Client: Central Baltimore Partnership
Location: Baltimore, MD, United States
Completion date: 2020
Project Team
Client
Jack Danna
Central Baltimore Partnership
Artist
Becky Borlan
B+B LAB
Design Director
Peter Stubb
Gensler
Strategy Director
Elaine Asal
Gensler
Contractor/Materials Supplier
Jayson Williams
Mayson Dixon
Garden Design
Emily Jaskot
Ornamental Nature
Furniture and Art Consultant
: JW Radabaugh
QWRK Collective
Overview
As Baltimore’s local businesses face unprecedented challenges amid the COVID-19 pandemic, the design firms bold, elegant, and socially conscious interventions serve as templates for urban commercial districts nationwide.
The Design for Distancing challenge – organized by the City of Baltimore, the Neighborhood Design Center, Baltimore Development Corporation, and Johns Hopkins Bloomberg School of Public Health – called on the city’s design and public health communities to scope, develop, and implement interventions to reactivate its main streets and arts districts.
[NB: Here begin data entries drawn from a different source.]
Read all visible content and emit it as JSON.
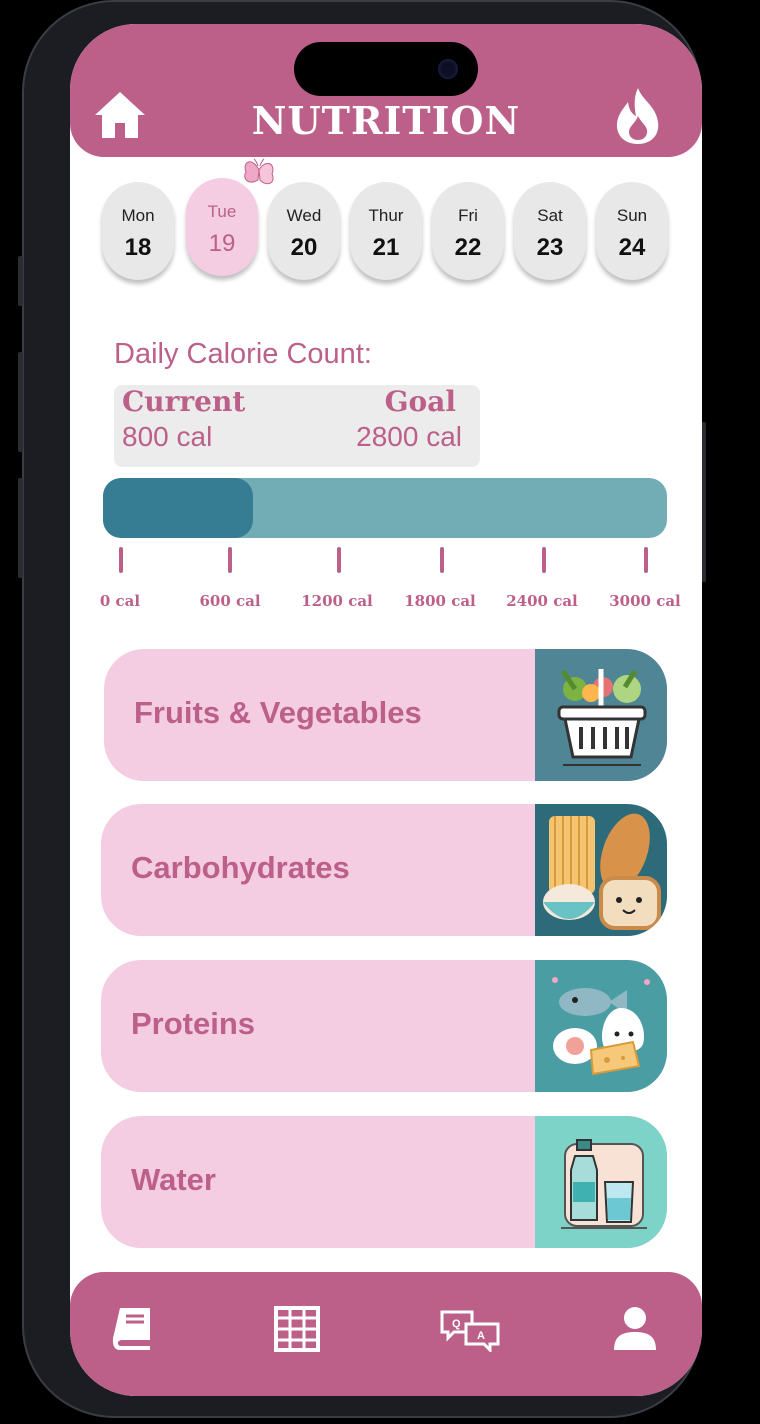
{
  "header": {
    "title": "NUTRITION",
    "left_icon": "home-icon",
    "right_icon": "flame-icon",
    "color": "#bc608a"
  },
  "week": {
    "selected": "Tue",
    "days": [
      {
        "name": "Mon",
        "num": "18"
      },
      {
        "name": "Tue",
        "num": "19"
      },
      {
        "name": "Wed",
        "num": "20"
      },
      {
        "name": "Thur",
        "num": "21"
      },
      {
        "name": "Fri",
        "num": "22"
      },
      {
        "name": "Sat",
        "num": "23"
      },
      {
        "name": "Sun",
        "num": "24"
      }
    ]
  },
  "calories": {
    "heading": "Daily Calorie Count:",
    "current_label": "Current",
    "current_value": "800 cal",
    "goal_label": "Goal",
    "goal_value": "2800 cal",
    "progress_value": 800,
    "scale_max": 3000,
    "ticks": [
      "0 cal",
      "600 cal",
      "1200 cal",
      "1800 cal",
      "2400 cal",
      "3000 cal"
    ]
  },
  "categories": [
    {
      "label": "Fruits & Vegetables",
      "icon": "basket-icon",
      "bg": "#4f8594"
    },
    {
      "label": "Carbohydrates",
      "icon": "bread-pasta-icon",
      "bg": "#2e6b7a"
    },
    {
      "label": "Proteins",
      "icon": "fish-egg-cheese-icon",
      "bg": "#4a9da3"
    },
    {
      "label": "Water",
      "icon": "water-bottle-icon",
      "bg": "#7dd3c7"
    }
  ],
  "bottom_nav": [
    "book-icon",
    "grid-icon",
    "qa-chat-icon",
    "profile-icon"
  ]
}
The interventions extend the curbside to create more accessible pedestrian walkways that make way for outdoor dining and establish retail presence. Stackable, portable furniture and easily washable polycarbonate partitions enable neighborhood dining staples like Orto, Tapas Teatro, and Sofi’s Crepes to transition back from takeout to sidewalk dining.
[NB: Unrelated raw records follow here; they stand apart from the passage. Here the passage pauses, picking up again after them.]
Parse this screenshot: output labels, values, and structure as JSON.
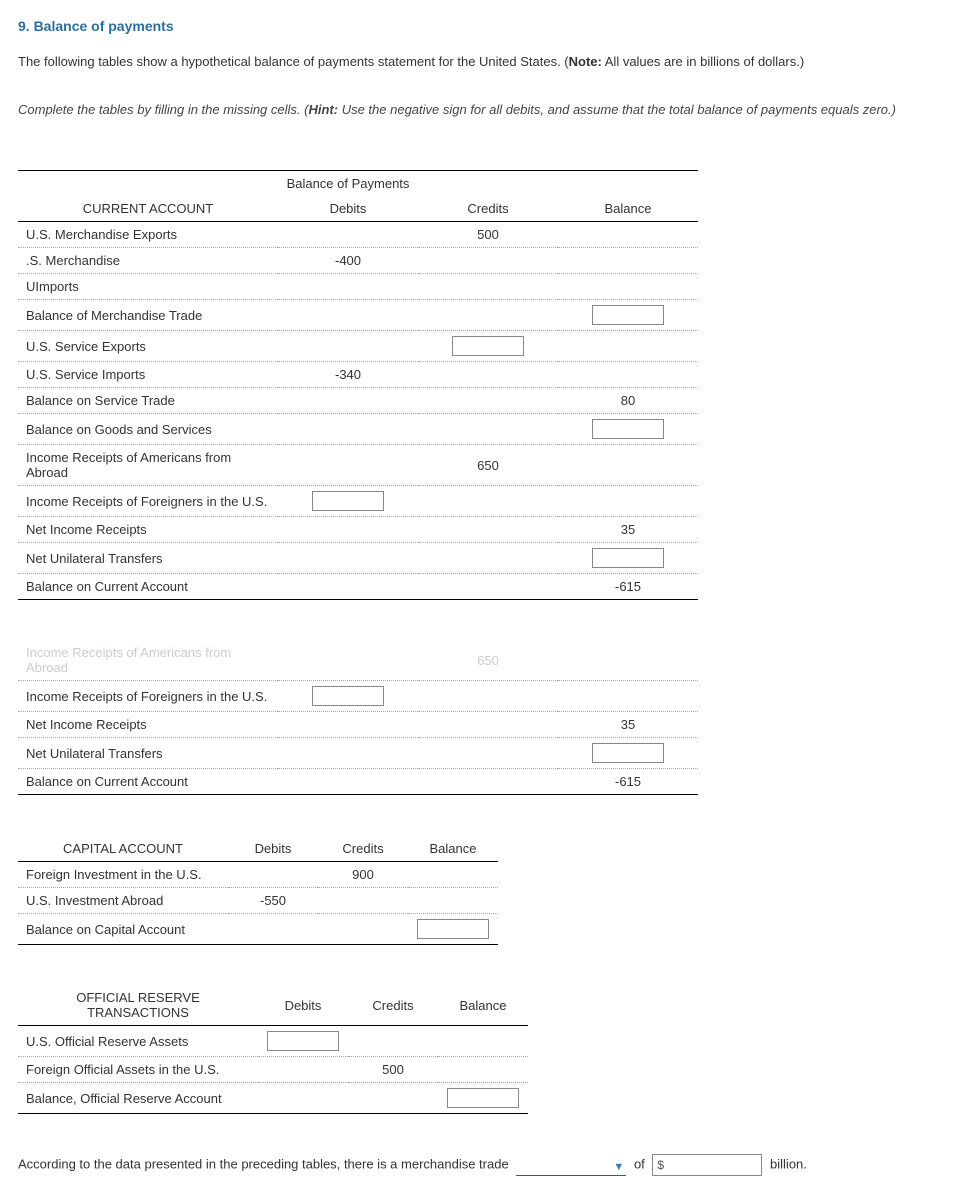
{
  "title": "9. Balance of payments",
  "intro_pre": "The following tables show a hypothetical balance of payments statement for the United States. (",
  "intro_note_b": "Note:",
  "intro_post": " All values are in billions of dollars.)",
  "instruction_pre": "Complete the tables by filling in the missing cells. (",
  "instruction_hint_b": "Hint:",
  "instruction_post": " Use the negative sign for all debits, and assume that the total balance of payments equals zero.)",
  "table1": {
    "title": "Balance of Payments",
    "headers": {
      "acct": "CURRENT ACCOUNT",
      "debits": "Debits",
      "credits": "Credits",
      "balance": "Balance"
    },
    "rows": {
      "r1": {
        "label": "U.S. Merchandise Exports",
        "credits": "500"
      },
      "r2": {
        "label": ".S. Merchandise",
        "debits": "-400"
      },
      "r3": {
        "label": "UImports"
      },
      "r4": {
        "label": "Balance of Merchandise Trade"
      },
      "r5": {
        "label": "U.S. Service Exports"
      },
      "r6": {
        "label": "U.S. Service Imports",
        "debits": "-340"
      },
      "r7": {
        "label": "Balance on Service Trade",
        "balance": "80"
      },
      "r8": {
        "label": "Balance on Goods and Services"
      },
      "r9": {
        "label": "Income Receipts of Americans from Abroad",
        "credits": "650"
      },
      "r10": {
        "label": "Income Receipts of Foreigners in the U.S."
      },
      "r11": {
        "label": "Net Income Receipts",
        "balance": "35"
      },
      "r12": {
        "label": "Net Unilateral Transfers"
      },
      "r13": {
        "label": "Balance on Current Account",
        "balance": "-615"
      }
    }
  },
  "table2": {
    "trunc_label": "Income Receipts of Americans from Abroad",
    "trunc_credits": "650",
    "rows": {
      "r1": {
        "label": "Income Receipts of Foreigners in the U.S."
      },
      "r2": {
        "label": "Net Income Receipts",
        "balance": "35"
      },
      "r3": {
        "label": "Net Unilateral Transfers"
      },
      "r4": {
        "label": "Balance on Current Account",
        "balance": "-615"
      }
    }
  },
  "table3": {
    "headers": {
      "acct": "CAPITAL ACCOUNT",
      "debits": "Debits",
      "credits": "Credits",
      "balance": "Balance"
    },
    "rows": {
      "r1": {
        "label": "Foreign Investment in the U.S.",
        "credits": "900"
      },
      "r2": {
        "label": "U.S. Investment Abroad",
        "debits": "-550"
      },
      "r3": {
        "label": "Balance on Capital Account"
      }
    }
  },
  "table4": {
    "headers": {
      "acct": "OFFICIAL RESERVE TRANSACTIONS",
      "debits": "Debits",
      "credits": "Credits",
      "balance": "Balance"
    },
    "rows": {
      "r1": {
        "label": "U.S. Official Reserve Assets"
      },
      "r2": {
        "label": "Foreign Official Assets in the U.S.",
        "credits": "500"
      },
      "r3": {
        "label": "Balance, Official Reserve Account"
      }
    }
  },
  "bottom": {
    "pre": "According to the data presented in the preceding tables, there is a merchandise trade ",
    "of": " of ",
    "dollar_prefix": "$",
    "suffix": " billion."
  }
}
Each addition is an aesthetic and cultural fit for the neighborhood. New lanterns on Charles Street, for example, speak to the neighborhood’s historic Korean community. Murals along North Avenue derive their color scheme from the Station North Arts District branding, which is itself inspired by the colors, patterns, and textures found throughout the neighborhood.
Goals
A lane takeover along the 1700 block of Charles Street helps facilitate the process, with distinctive blue paint to delineate pedestrian walking zones and patron dining areas. The selection of native plantings clarifies boundaries between pedestrians and traffic while creating urban habitat and underpinning an authentic feel for the block. ADA accessibility is a priority. The project's defining ethos of functionality means that all elements are designed for post-pandemic reuse, hearkening to a future with a pedestrian-owned streetscape and a commercial corridor where small businesses can make a bigger mark.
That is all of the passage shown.